- We were talking about the great things
- that have happened in our lifetimes;
- and I said, “Oh, I suppose the moon landing
- was the greatest thing that has happened
- in my time.” But, of course, we were all lying.
- The truth is the moon landing didn’t mean
- one-tenth as much to me as one night in 1963
- when we lived in a three-room flat in what once had been
- the mansion of some Victorian merchant prince
- (our kitchen had been a clothes closet, I’m sure),
- on a street where by now nobody lived
- who could afford to live anywhere else.

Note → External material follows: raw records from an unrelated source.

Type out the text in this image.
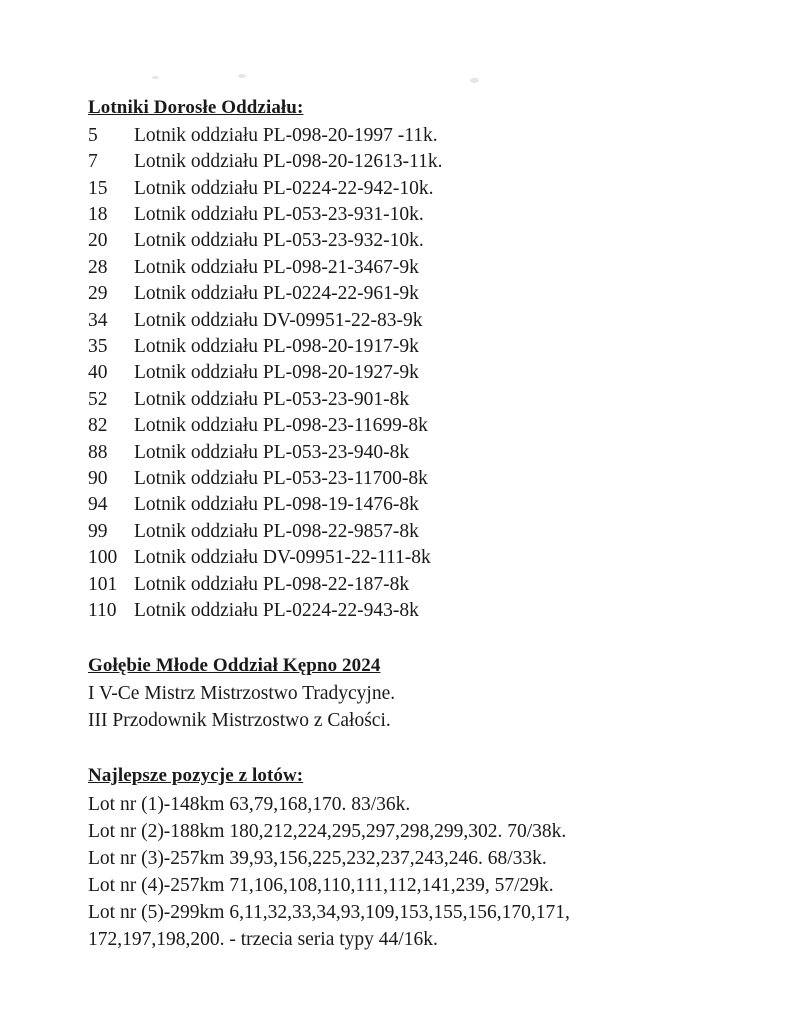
Lotniki Dorosłe Oddziału:
5	Lotnik oddziału PL-098-20-1997 -11k.
7	Lotnik oddziału PL-098-20-12613-11k.
15	Lotnik oddziału PL-0224-22-942-10k.
18	Lotnik oddziału PL-053-23-931-10k.
20	Lotnik oddziału PL-053-23-932-10k.
28	Lotnik oddziału PL-098-21-3467-9k
29	Lotnik oddziału PL-0224-22-961-9k
34	Lotnik oddziału DV-09951-22-83-9k
35	Lotnik oddziału PL-098-20-1917-9k
40	Lotnik oddziału PL-098-20-1927-9k
52	Lotnik oddziału PL-053-23-901-8k
82	Lotnik oddziału PL-098-23-11699-8k
88	Lotnik oddziału PL-053-23-940-8k
90	Lotnik oddziału PL-053-23-11700-8k
94	Lotnik oddziału PL-098-19-1476-8k
99	Lotnik oddziału PL-098-22-9857-8k
100 Lotnik oddziału DV-09951-22-111-8k
101 Lotnik oddziału PL-098-22-187-8k
110 Lotnik oddziału PL-0224-22-943-8k
Gołębie Młode Oddział Kępno 2024
I V-Ce Mistrz Mistrzostwo Tradycyjne.
III Przodownik Mistrzostwo z Całości.
Najlepsze pozycje z lotów:
Lot nr (1)-148km 63,79,168,170. 83/36k.
Lot nr (2)-188km 180,212,224,295,297,298,299,302. 70/38k.
Lot nr (3)-257km 39,93,156,225,232,237,243,246. 68/33k.
Lot nr (4)-257km 71,106,108,110,111,112,141,239, 57/29k.
Lot nr (5)-299km 6,11,32,33,34,93,109,153,155,156,170,171,
172,197,198,200. - trzecia seria typy 44/16k.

- That night, the three of us, Claudine, Johnnie and me,
- woke up at half-past four in the morning
- and ate cinnamon toast together.
- “Is that all?” I hear somebody ask.
- Oh, but we were silly with sleepiness
- and, under our windows, the street-cleaners
- were working their machines and conversing in Italian, and
- everything was strange without being threatening,
- even the tea-kettle whistled differently
- than in the daytime: it was like the feeling
- you get sometimes in a country you’ve never visited
- before, when the bread doesn’t taste quite the same,
- the butter is a small adventure, and they put
- paprika on the table instead of pepper,
- except that there was nobody in this country
- except the three of us, half-tipsy with the wonder
- of being alive, and wholly enveloped in love.